Endothelin-1 increases intracellular Ca(2+) in rabbit pulmonary artery smooth muscle cells through phospholipase C.

In freshly isolated rabbit pulmonary artery smooth muscle cells, endothelin (ET)-1 induced a transient increase in intracellular Ca(2+) concentration (Ca(2+)) followed by a return to the initial Ca(2+). This response was not abolished by the voltage-dependent Ca(2+) channel blocker nicardipine or removal of Ca(2+) from the bath solution but was inhibited by ryanodine and thapsigargin. This finding suggested that the increase in Ca(2+) induced by ET-1 was attributable to release of Ca(2+) from ryanodine- and inositol 1,4,5-trisphosphate-sensitive intracellular Ca(2+) stores. The transient increase in Ca(2+) induced by ET-1 was also inhibited by pretreatment with antagonists of ET type A and B (ET(A) and ET(B)) receptors (BQ-123 and BQ-788, respectively). Furthermore, the ET(B) receptor agonist IRL-1620 induced an increase in Ca(2+) that was followed by a sustained increase in Ca(2+); the sustained increase in Ca(2+) was blocked by nicardipine.

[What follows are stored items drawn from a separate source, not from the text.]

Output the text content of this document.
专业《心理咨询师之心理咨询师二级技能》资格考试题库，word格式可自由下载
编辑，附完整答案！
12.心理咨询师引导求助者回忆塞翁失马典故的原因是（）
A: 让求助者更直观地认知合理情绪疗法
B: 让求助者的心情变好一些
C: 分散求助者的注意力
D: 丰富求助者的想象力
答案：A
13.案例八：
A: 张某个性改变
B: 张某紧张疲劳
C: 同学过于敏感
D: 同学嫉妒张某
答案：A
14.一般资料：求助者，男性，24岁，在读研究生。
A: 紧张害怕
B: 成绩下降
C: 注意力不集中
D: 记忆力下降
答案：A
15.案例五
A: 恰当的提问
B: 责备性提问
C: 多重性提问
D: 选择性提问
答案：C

Using the nystatin-perforated patch-clamp technique, we found that IRL-1620 caused an increase in Ca(2+) current that was inhibited by addition of ET-1. ET-1 did not inhibit Ca(2+) current when cells were pretreated with BQ-123. These results suggested that when both receptor types are activated, the opposing responses lead to abolition of the sustained Ca(2+) increases induced by ET(B) receptor activation. Western blot analysis confirmed expression of ET(A) and ET(B) receptors. Finally, U-73122 inhibited the ET-1-induced Ca(2+) increase, indicating that phospholipase C was involved in modulation of the ET-1-induced Ca(2+) increase in rabbit pulmonary artery smooth muscle cells.